Alternate spelling: Deathsgate Falls, in some of the earlier books.
The mighty waterfall at one end of the Greymist Valley in the far north of Dragaera. It is the entry point into the Paths of the Dead.
This is the terminus (at least in the living world) of the Blood River. It is wreathed in the grey mist at the top, and the bottom is thick with the bones of the corpses that have gone over it.
Dragaerans who die but who have sufficient relations to carry their corpse are "sent to Deathgate"; that is, they are physically sent over Deathgate Falls. This is a process, which usually takes the following course: their corpse is prepared for the journey by morticians; dismembered parts will be sewn back on, and the entire body is embalmed, with various preserving oils and lotions to slow down decay being applied. Then the corpse will be conveyed by friends and/or family who travel to the far northeast of the Empire, across the Forever Plains, to Greymist Valley between Hanging Mountain and Gyffer's Peak. When Blood River (which flows through the Greymist Valley) is reached, the statue which is appropriate to the person's House is located, and at this statue incense is lit and a small offering of something appropriate to the individual is made as well. Finally, the corpse, wrapped in a blanket, is placed into the river (Dragons prefer to place the corpse in a small boat first), perhaps along with some personal artifacts, and all is taken away by the current and over Deathgate Falls. At the bottom of Deathgate Falls begins the Paths of the Dead, which the souls of those who pass over must navigate as a sort of maze of trials. Those souls that successfully reach the end of the Paths will arrive at the Halls of Judgment, where the Lords of Judgment wait to evaluate them and decide their ultimate fate.

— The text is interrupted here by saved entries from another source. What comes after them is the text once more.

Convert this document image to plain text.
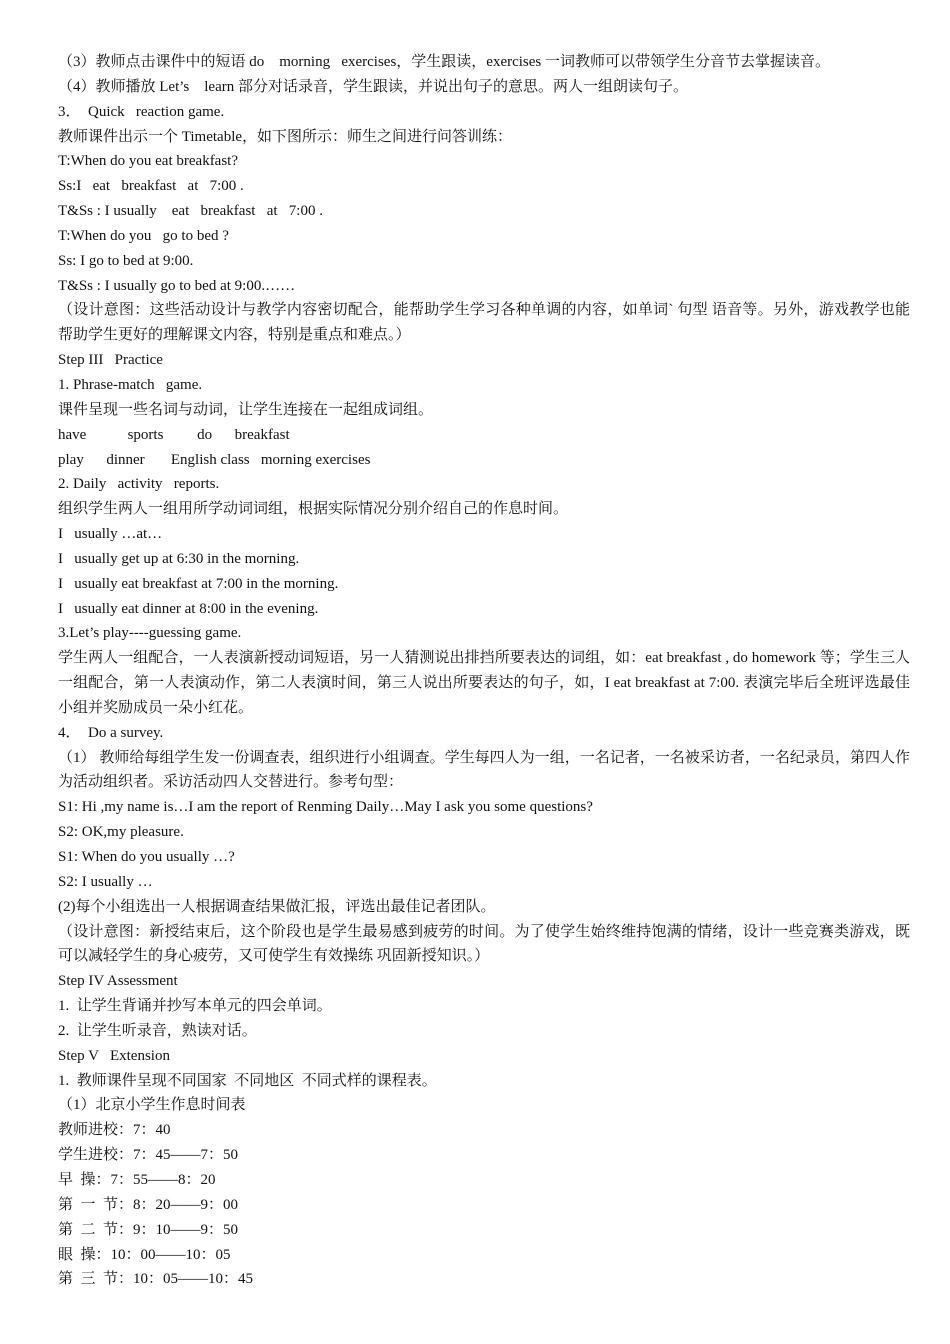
（3）教师点击课件中的短语 do    morning   exercises，学生跟读，exercises 一词教师可以带领学生分音节去掌握读音。
（4）教师播放 Let’s    learn 部分对话录音，学生跟读，并说出句子的意思。两人一组朗读句子。
3．  Quick   reaction game.
教师课件出示一个 Timetable，如下图所示：师生之间进行问答训练：
T:When do you eat breakfast?
Ss:I   eat   breakfast   at   7:00 .
T&Ss : I usually    eat   breakfast   at   7:00 .
T:When do you   go to bed ?
Ss: I go to bed at 9:00.
T&Ss : I usually go to bed at 9:00.……
（设计意图：这些活动设计与教学内容密切配合，能帮助学生学习各种单调的内容，如单词` 句型 语音等。另外，游戏教学也能帮助学生更好的理解课文内容，特别是重点和难点。）
Step III   Practice
1. Phrase-match   game.
课件呈现一些名词与动词，让学生连接在一起组成词组。
have           sports         do      breakfast
play      dinner       English class   morning exercises
2. Daily   activity   reports.
组织学生两人一组用所学动词词组，根据实际情况分别介绍自己的作息时间。
I   usually …at…
I   usually get up at 6:30 in the morning.
I   usually eat breakfast at 7:00 in the morning.
I   usually eat dinner at 8:00 in the evening.
3.Let’s play----guessing game.
学生两人一组配合，一人表演新授动词短语，另一人猜测说出排挡所要表达的词组，如：eat breakfast , do homework 等；学生三人一组配合，第一人表演动作，第二人表演时间，第三人说出所要表达的句子，如，I eat breakfast at 7:00. 表演完毕后全班评选最佳小组并奖励成员一朵小红花。
4．  Do a survey.
（1） 教师给每组学生发一份调查表，组织进行小组调查。学生每四人为一组，一名记者，一名被采访者，一名纪录员，第四人作为活动组织者。采访活动四人交替进行。参考句型：
S1: Hi ,my name is…I am the report of Renming Daily…May I ask you some questions?
S2: OK,my pleasure.
S1: When do you usually …?
S2: I usually …
(2)每个小组选出一人根据调查结果做汇报，评选出最佳记者团队。
（设计意图：新授结束后，这个阶段也是学生最易感到疲劳的时间。为了使学生始终维持饱满的情绪，设计一些竞赛类游戏，既可以减轻学生的身心疲劳，又可使学生有效操练 巩固新授知识。）
Step IV Assessment
1.  让学生背诵并抄写本单元的四会单词。
2.  让学生听录音，熟读对话。
Step V   Extension
1.  教师课件呈现不同国家  不同地区  不同式样的课程表。
（1）北京小学生作息时间表
教师进校：7：40
学生进校：7：45——7：50
早  操：7：55——8：20
第  一  节：8：20——9：00
第  二  节：9：10——9：50
眼  操：10：00——10：05
第  三  节：10：05——10：45
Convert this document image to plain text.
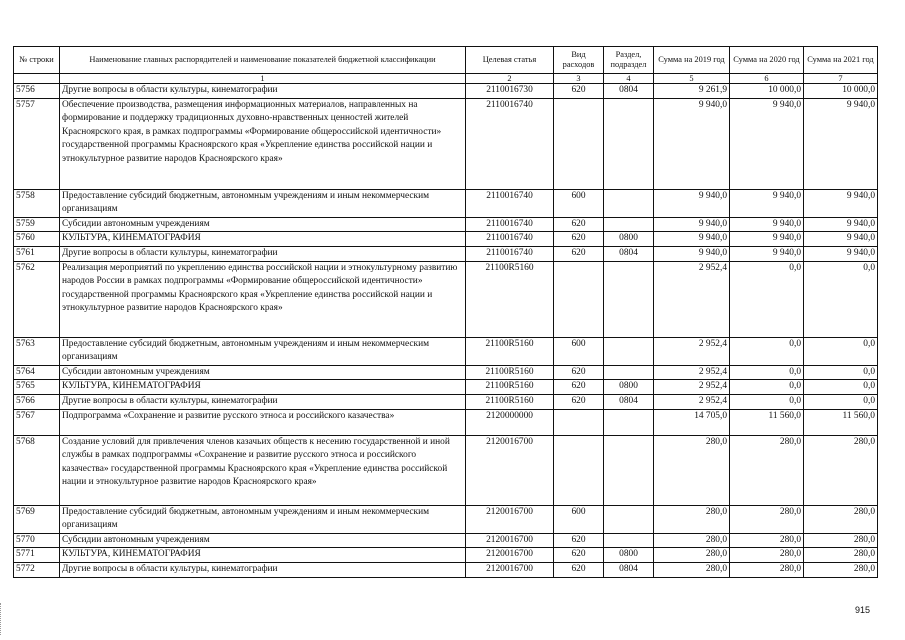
№ строки	Наименование главных распорядителей и наименование показателей бюджетной классификации	Целевая статья	Вид расходов	Раздел, подраздел	Сумма на 2019 год	Сумма на 2020 год	Сумма на 2021 год
	1	2	3	4	5	6	7
5756	Другие вопросы в области культуры, кинематографии	2110016730	620	0804	9 261,9	10 000,0	10 000,0
5757	Обеспечение производства, размещения информационных материалов, направленных на формирование и поддержку традиционных духовно-нравственных ценностей жителей Красноярского края, в рамках подпрограммы «Формирование общероссийской идентичности» государственной программы Красноярского края «Укрепление единства российской нации и этнокультурное развитие народов Красноярского края»	2110016740			9 940,0	9 940,0	9 940,0
5758	Предоставление субсидий бюджетным, автономным учреждениям и иным некоммерческим организациям	2110016740	600		9 940,0	9 940,0	9 940,0
5759	Субсидии автономным учреждениям	2110016740	620		9 940,0	9 940,0	9 940,0
5760	КУЛЬТУРА, КИНЕМАТОГРАФИЯ	2110016740	620	0800	9 940,0	9 940,0	9 940,0
5761	Другие вопросы в области культуры, кинематографии	2110016740	620	0804	9 940,0	9 940,0	9 940,0
5762	Реализация мероприятий по укреплению единства российской нации и этнокультурному развитию народов России в рамках подпрограммы «Формирование общероссийской идентичности» государственной программы Красноярского края «Укрепление единства российской нации и этнокультурное развитие народов Красноярского края»	21100R5160			2 952,4	0,0	0,0
5763	Предоставление субсидий бюджетным, автономным учреждениям и иным некоммерческим организациям	21100R5160	600		2 952,4	0,0	0,0
5764	Субсидии автономным учреждениям	21100R5160	620		2 952,4	0,0	0,0
5765	КУЛЬТУРА, КИНЕМАТОГРАФИЯ	21100R5160	620	0800	2 952,4	0,0	0,0
5766	Другие вопросы в области культуры, кинематографии	21100R5160	620	0804	2 952,4	0,0	0,0
5767	Подпрограмма «Сохранение и развитие русского этноса и российского казачества»	2120000000			14 705,0	11 560,0	11 560,0
5768	Создание условий для привлечения членов казачьих обществ к несению государственной и иной службы в рамках подпрограммы «Сохранение и развитие русского этноса и российского казачества» государственной программы Красноярского края «Укрепление единства российской нации и этнокультурное развитие народов Красноярского края»	2120016700			280,0	280,0	280,0
5769	Предоставление субсидий бюджетным, автономным учреждениям и иным некоммерческим организациям	2120016700	600		280,0	280,0	280,0
5770	Субсидии автономным учреждениям	2120016700	620		280,0	280,0	280,0
5771	КУЛЬТУРА, КИНЕМАТОГРАФИЯ	2120016700	620	0800	280,0	280,0	280,0
5772	Другие вопросы в области культуры, кинематографии	2120016700	620	0804	280,0	280,0	280,0
915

The height of the actual Falls has been reported by those undead who have returned from the Paths, but this height is not a fixed, constant number; the different reports have been of heights anywhere between fifty feet and a thousand feet. This isn't too unreasonable, since the top and bottom are in different planes of existence. Note that neither Zerika, Vladimir Taltos nor Morrolan e'Drien were able to estimate the height from the bottom, since the top was hidden by the mist of the waterfall itself. Zerika, having fallen, had no other way to measure, and Vlad and Morrolan did not have the presence of mind to mark or knot their rope and count the marks as they went down.